Vishnu K Garande
Shahu Agriculture Technical School, India
Vishnu Garande has completed his PhD in Horticulture with first class with Distinction from Mahatma Phule Krishi Vidyapeeth, Rahuri and M. Sc (Agri.) from Dr. B. S. K. K. V., Dapoli and awarded a ‘Gold Medal’ ranking first in the discipline of Horticulture. Presently working as Associate Professor of Horticulture and Principal, Shahu Agriculture Technical School, Kolhapur and he has experience of 20 years in research, teaching and extension. He has published more than 48 papers in internationally abstracted journal, 50 technical papers presented in the national and international conferences and seminars, 120 popular articles, 15 radio and TV talks and authored four books in Marathi and 8 book chapters. He has been Awarded ‘Best Agriculture Scientist’ award instituted Bhima Creative Group, Kolhapur for 2012 and ‘Best Teacher’ award instituted by Lions Club (International) and Karveer Vachan Mandir, Kolhapur for 2013.
Minimally processed operations have been defined as, those procedures such as washing, sorting, trimming, peeling, slicing, chopping, anti-oxidants treatments and packing etc. that do not affect the fresh like quality of fruits & vegetables. The minimally processed fruits & vegetables are the products that are partially prepared so that no additional preparation is required for their use. The result of such operation is that the products can be prepared and consumed straightway in very short time. The commonly terms referred to minimally processed products are ‘Lightly Processed’, ‘Partially processed’, Ready to Eat or Ready to Cook’.
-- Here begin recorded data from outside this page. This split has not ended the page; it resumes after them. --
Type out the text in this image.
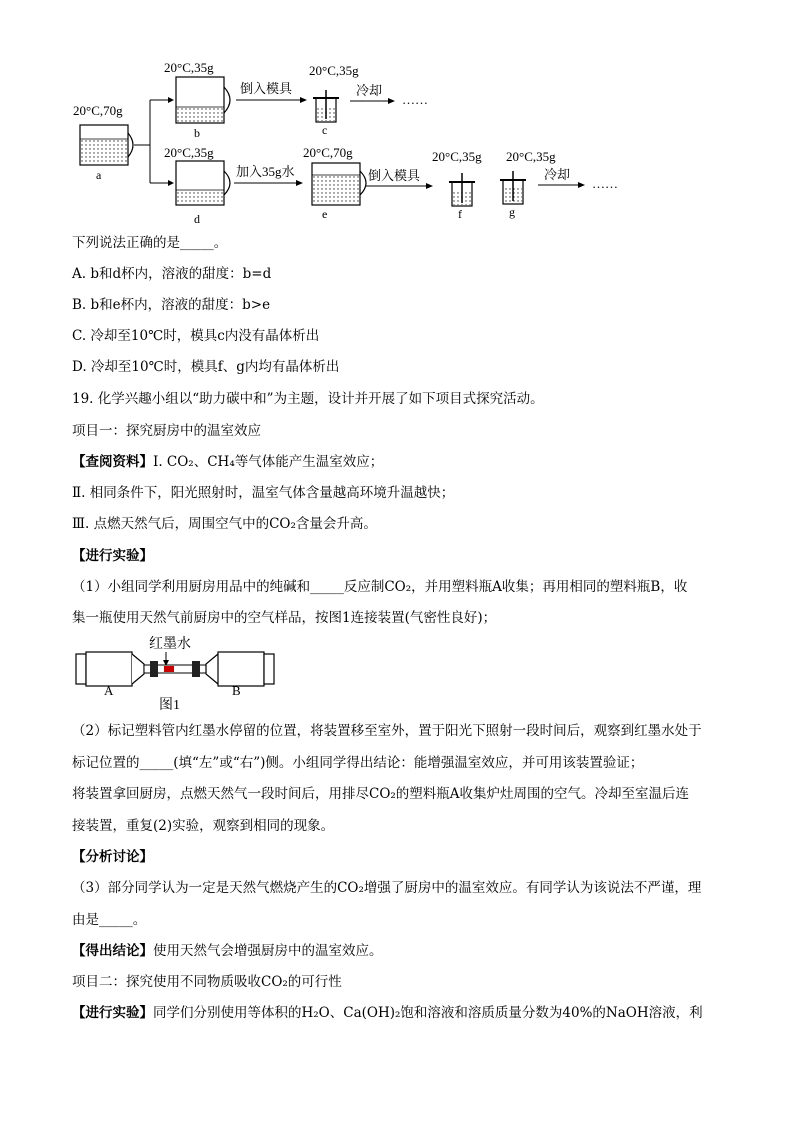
20°C,70g
a
20°C,35g
b
倒入模具
20°C,35g
c
冷却
……
20°C,35g
d
加入35g水
20°C,70g
e
倒入模具
20°C,35g
f
20°C,35g
g
冷却
……
下列说法正确的是_____。
A. b和d杯内，溶液的甜度：b=d
B. b和e杯内，溶液的甜度：b>e
C. 冷却至10℃时，模具c内没有晶体析出
D. 冷却至10℃时，模具f、g内均有晶体析出
19. 化学兴趣小组以“助力碳中和”为主题，设计并开展了如下项目式探究活动。
项目一：探究厨房中的温室效应
【查阅资料】Ⅰ. CO₂、CH₄等气体能产生温室效应；
Ⅱ. 相同条件下，阳光照射时，温室气体含量越高环境升温越快；
Ⅲ. 点燃天然气后，周围空气中的CO₂含量会升高。
【进行实验】
（1）小组同学利用厨房用品中的纯碱和_____反应制CO₂，并用塑料瓶A收集；再用相同的塑料瓶B，收
集一瓶使用天然气前厨房中的空气样品，按图1连接装置(气密性良好)；
红墨水
A	B
图1
（2）标记塑料管内红墨水停留的位置，将装置移至室外，置于阳光下照射一段时间后，观察到红墨水处于
标记位置的_____(填“左”或“右”)侧。小组同学得出结论：能增强温室效应，并可用该装置验证；
将装置拿回厨房，点燃天然气一段时间后，用排尽CO₂的塑料瓶A收集炉灶周围的空气。冷却至室温后连
接装置，重复(2)实验，观察到相同的现象。
【分析讨论】
（3）部分同学认为一定是天然气燃烧产生的CO₂增强了厨房中的温室效应。有同学认为该说法不严谨，理
由是_____。
【得出结论】使用天然气会增强厨房中的温室效应。
项目二：探究使用不同物质吸收CO₂的可行性
【进行实验】同学们分别使用等体积的H₂O、Ca(OH)₂饱和溶液和溶质质量分数为40%的NaOH溶液，利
Minimally processed fruits and vegetables offer a number of advantages such as, convenient time saving and reducing solid waste problems. The physiology of MP products is essentially the physiology of wounded tissue. There is an increase in rate of respiration and ethylene production, oxidative browning, water loss and texture loss. The spoilage organism including different species of bacteria and microbial growth on MP products can be controlled by good sanitation; achievement the HACCP (Hazard Analysis Critical Control Point) proper temperature management during and after sharp stainless steel knives or blades, use of proper packing material, the low O2 and elevated CO2 levels sometimes in conjunction with carbon monoxide or nitrogen retards the microbial growth. The use of low temperature storage (0-50 C), chemical preservatives such as chlorine (140 ppm), ascorbic acid at 3-5 % and sodium meta bisulphate at 200 ppm, reduction of water activity by centrifugation and modified and controlled atmosphere helps in retaining the quality and extend the storage life by inhibiting metabolic activity, decay and ethylene production. The polyvinyl chloride (PVC) primarily used for over wrapping and polypropylene (PP) and polyethylene (PE) bags are used for packing of MP products. Edible coatings offer a possible method of extending storage life of MP products.